There's been a lot of news in the last couple of months about Dr. Anil Potti from Duke University in both the mainstream mediaand the blogosphere. It's too bad it took an apparent error on his resume to attract attention to the more serious issue: that clinical trials at Duke were assigning cancer therapies to patients based on what appear to be flawed research.
I do remember reading about these concerns in the fall of 2009, but it came back to me when I saw a talk by Keith Baggerly at the MGED meeting in Boston a few months ago. It was a jaw-dropping talk; the session moderator even went so far as to call it 'blood-curdling'. Baggerly, and his colleague, Kevin Coombes, who both work at the M. D. Anderson Cancer Center at the University of Texas, are biostatisticians. Baggerly said he was approached when a paper came out from Anil Potti at Duke in Nature Medicine entitled 'Genomic Signatures to Guide the Use of Chemotherapeutics'. Doctors at the M. D. Anderson Center wanted to know if they could use these signatures to decide which treatments would work best for their patients.
The signatures in question are best represented by the following heatmap, which I pulled from that paper:
The columns in this heatmap are samples, some of which are labelled as 'Resistant' and some of which are labelled as 'Sensitive'. This refers to whether the sample's growth was affected by treatment with a common chemotherapeutic agent, docetaxel. The 50 rows in the heatmap are genes, the expression values of which were assayed using Affymetrix microarrays. The colors indicate the relative expression values of the genes. The red/yellow block indicates genes that have high expression and the blue/aqua blocks indicate genes that have low expression. You can probably imagine that you could use such a set of data you to look at those 50 genes in another sample and look at how similar that sample was to either of these two classes of samples.
That's exactly what Potti and his coauthors proposed to do. They wanted to look at gene expression data from the tumors taken from cancer patients and use that information to decide what treatment to give them. And that's what the doctors at M. D. Anderson wanted to do, too. But, since they were going to making treatment decisions that could affect the life and death of their patients, they wanted to be sure this was a valid thing to do. So Baggerly and Coombes did something that should probably be done more: they tried to reproduce Potti's results. This is theoretically something that should be possible to do with any scientific publication. There should be enough information in a paper to allow somebody else to reproduce the results. There were two parts to Potti's experiment, the wet lab part and the computational analysis part. Baggerly focused on reproducing the computational part. Since the cell lines they looked are publicly available they could have tried to reproduce the wet lab part, too, but I suppose they thought that part was more standard and less prone to errors (not clear if that's really true, however).
Papers that describe statistical or computational results have a methods section, and here's a quote from the Supplemental Methods section of Potti's paper (bold is mine):
The statistical analysis involved in generating predictive models indicative of chemotherapeutic sensitivity uses standard binary regression models combined with singular value decompositions SVDs, also referred to as singular factor decompositions, and with stochastic regularization using Bayesian analysis. It is beyond the scope here to provide full technical details, so the interested reader is referred to manuscripts that are available at the Duke web site, url www.isds.duke.edu/~mw.

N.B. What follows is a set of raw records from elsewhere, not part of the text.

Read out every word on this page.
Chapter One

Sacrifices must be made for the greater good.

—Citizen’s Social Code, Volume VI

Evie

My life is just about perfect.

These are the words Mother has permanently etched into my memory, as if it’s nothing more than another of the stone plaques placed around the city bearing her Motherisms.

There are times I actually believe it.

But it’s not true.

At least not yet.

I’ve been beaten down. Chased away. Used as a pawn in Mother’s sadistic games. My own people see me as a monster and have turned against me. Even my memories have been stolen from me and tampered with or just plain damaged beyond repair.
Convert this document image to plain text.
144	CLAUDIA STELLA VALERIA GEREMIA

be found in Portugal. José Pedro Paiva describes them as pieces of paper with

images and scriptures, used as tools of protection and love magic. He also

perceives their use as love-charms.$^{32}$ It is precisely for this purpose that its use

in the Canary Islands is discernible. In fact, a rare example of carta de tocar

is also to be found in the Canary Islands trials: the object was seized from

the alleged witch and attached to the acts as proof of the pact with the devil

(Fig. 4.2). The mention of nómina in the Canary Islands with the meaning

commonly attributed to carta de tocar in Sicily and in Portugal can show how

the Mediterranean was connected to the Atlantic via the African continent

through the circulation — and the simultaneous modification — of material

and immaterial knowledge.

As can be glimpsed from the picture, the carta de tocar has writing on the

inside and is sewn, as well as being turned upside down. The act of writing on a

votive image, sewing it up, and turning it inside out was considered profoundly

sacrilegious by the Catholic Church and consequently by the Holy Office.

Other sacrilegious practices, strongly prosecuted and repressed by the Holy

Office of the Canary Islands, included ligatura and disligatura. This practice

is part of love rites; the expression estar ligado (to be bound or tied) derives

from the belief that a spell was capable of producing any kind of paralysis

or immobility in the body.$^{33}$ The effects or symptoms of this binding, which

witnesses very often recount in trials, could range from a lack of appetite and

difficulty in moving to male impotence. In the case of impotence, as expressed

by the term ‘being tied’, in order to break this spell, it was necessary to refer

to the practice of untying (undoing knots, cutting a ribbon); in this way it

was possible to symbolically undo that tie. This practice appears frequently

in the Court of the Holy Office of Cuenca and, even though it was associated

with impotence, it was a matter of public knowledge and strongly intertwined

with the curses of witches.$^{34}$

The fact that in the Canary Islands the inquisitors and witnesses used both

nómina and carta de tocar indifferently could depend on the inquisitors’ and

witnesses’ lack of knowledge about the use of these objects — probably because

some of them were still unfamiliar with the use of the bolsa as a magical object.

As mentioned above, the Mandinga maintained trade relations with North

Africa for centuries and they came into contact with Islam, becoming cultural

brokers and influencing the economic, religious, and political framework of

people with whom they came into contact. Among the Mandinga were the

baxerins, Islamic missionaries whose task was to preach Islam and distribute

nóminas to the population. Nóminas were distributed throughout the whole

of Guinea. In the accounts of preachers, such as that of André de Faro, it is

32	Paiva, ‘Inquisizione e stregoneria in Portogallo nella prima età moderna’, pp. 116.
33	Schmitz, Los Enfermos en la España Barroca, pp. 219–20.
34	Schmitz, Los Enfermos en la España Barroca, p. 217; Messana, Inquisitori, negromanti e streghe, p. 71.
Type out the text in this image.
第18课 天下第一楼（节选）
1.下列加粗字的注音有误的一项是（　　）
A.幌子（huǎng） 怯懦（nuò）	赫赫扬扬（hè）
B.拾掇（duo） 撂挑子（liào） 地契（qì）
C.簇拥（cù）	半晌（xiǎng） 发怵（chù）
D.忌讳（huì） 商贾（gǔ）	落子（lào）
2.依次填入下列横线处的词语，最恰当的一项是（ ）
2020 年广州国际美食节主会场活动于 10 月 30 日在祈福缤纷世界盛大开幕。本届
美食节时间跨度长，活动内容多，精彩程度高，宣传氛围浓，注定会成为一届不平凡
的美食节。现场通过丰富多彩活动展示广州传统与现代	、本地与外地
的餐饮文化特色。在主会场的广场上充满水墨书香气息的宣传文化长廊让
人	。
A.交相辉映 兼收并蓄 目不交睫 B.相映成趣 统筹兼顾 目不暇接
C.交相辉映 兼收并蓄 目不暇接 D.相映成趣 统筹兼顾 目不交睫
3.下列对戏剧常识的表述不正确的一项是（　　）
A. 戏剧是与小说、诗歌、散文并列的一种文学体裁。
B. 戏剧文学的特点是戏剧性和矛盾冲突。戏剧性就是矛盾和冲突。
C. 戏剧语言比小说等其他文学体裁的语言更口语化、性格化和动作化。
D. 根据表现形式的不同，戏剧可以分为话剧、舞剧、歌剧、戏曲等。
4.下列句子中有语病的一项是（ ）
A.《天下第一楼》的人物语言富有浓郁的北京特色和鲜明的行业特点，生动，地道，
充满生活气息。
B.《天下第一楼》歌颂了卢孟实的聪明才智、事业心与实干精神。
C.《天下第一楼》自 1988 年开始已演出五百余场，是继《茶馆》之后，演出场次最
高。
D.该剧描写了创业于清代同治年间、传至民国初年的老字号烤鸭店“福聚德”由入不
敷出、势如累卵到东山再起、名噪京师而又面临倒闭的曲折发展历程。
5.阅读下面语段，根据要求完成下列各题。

The bolded phrases are my attempt to show how vague this description is. I don't mean to tar this particular methods section unfairly. You see this kind of description in many such papers including ones that I've co-authored. It really is the accepted way of talking about this kind of work. But what I hope is clear is that given this information it is not trivial to reproduce the results. These methods, such as SVD, are well understood and no doubt are pretty clear to experts, but it's another thing to re-run the analysis and produce exactly the same results. That would require actually having software available to run those methods. There are lots of tools that do singular value decompositions, and even though they will all probably produce similar results, there's no guarantee they will be completely identical.
Now if the only problem was that it is was difficult to reproduce the results because the software was not supplied, that would be one thing. But Baggerly and Coombes discovered something worse; they discovered that when they did get the analysis running properly they still didn't get the same results. They published a paper on the details. They describe issues like mislabeling of genes in data files and figures in the paper that didn't match the underlying data.
I refer you to that paper itself for the details. My main comment and last point of this long post is that this kind of thing doesn't surprise me at all. But my guess is that there is no malicious intent, either. I've worked on statistical and bioinformatics analysis for this kind of paper, too. 5AM Solutions is a software company and when we write software we make sure that it is tested and verified in many ways, including unit tests, code reviews and continuous integration. I've never used any of those concepts in developing code to analyze data for publications, and I'd bet that Potti's team didn't either. You risk the kinds of errors that Baggerly and Coombes found when you don't develop code carefully, and I'm betting there are other undiscovered examples out there in the literature. In science and software there are always going to be errors, so it's not that I expect science to be perfect. What's more frightening is that mistakes are so hard to discover, and that patients can end up being treated based on erroneous results.